Let $X,Y : \Omega \rightarrow \mathbb{R}$ be independent r.v.'s and $f$ continuous. Then $A \subset \Omega$
$\int_{A} f(X,Y) dP = \int_{(X,Y)(A)} f(z) dP_{X,Y}(z) = \int_{(X,Y)(A)} f(x,y) dP_X(x) dP_Y(y) $ by independence.
Now, what I would have expected is that the result is
$\int_{X(A)} \int_{Y(A)} f(x,y) dP_X(x) dP_Y(y) = \int_{X(A) \times Y(A)} f(z) dP_{(X,Y)}(z)$ by independence, so it boils down to the question whether $(X,Y)(A)= X(A) \times Y(A)$ which is probably wrong. Thus, I was wondering whether it is possible to simplify the first expression further in order to get two integrals instead of just one or whether this is impossible?

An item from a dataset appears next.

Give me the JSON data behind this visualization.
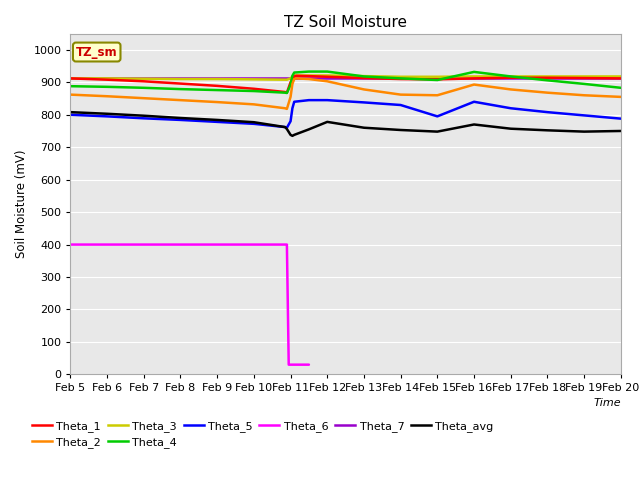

With an arbitrary measurable $A\subseteq\Omega$ you won't get far: $$\int_{A}f\left(X\left(\omega\right),Y\left(\omega\right)\right)dP\left(\omega\right)=\int f\left(X\left(\omega\right),Y\left(\omega\right)\right)1_{A}\left(\omega\right)dP\left(\omega\right)$$ and there is no way to write this as: $$\int_{B}f\left(x,y\right)dP_{X,Y}\left(x,y\right)$$ unless $A=\left\{ \left(X,Y\right)\in B\right\} $ for some Borelset $B\subseteq\mathbb{R}^{2}$.
In general if $Z:\Omega\to\mathbb R^n$ then measure $P_Z$ induced by $Z$ "comes in" if functions of the form $h\circ Z$ are integrated:$$\int h\circ ZdP=\int hdP_Z$$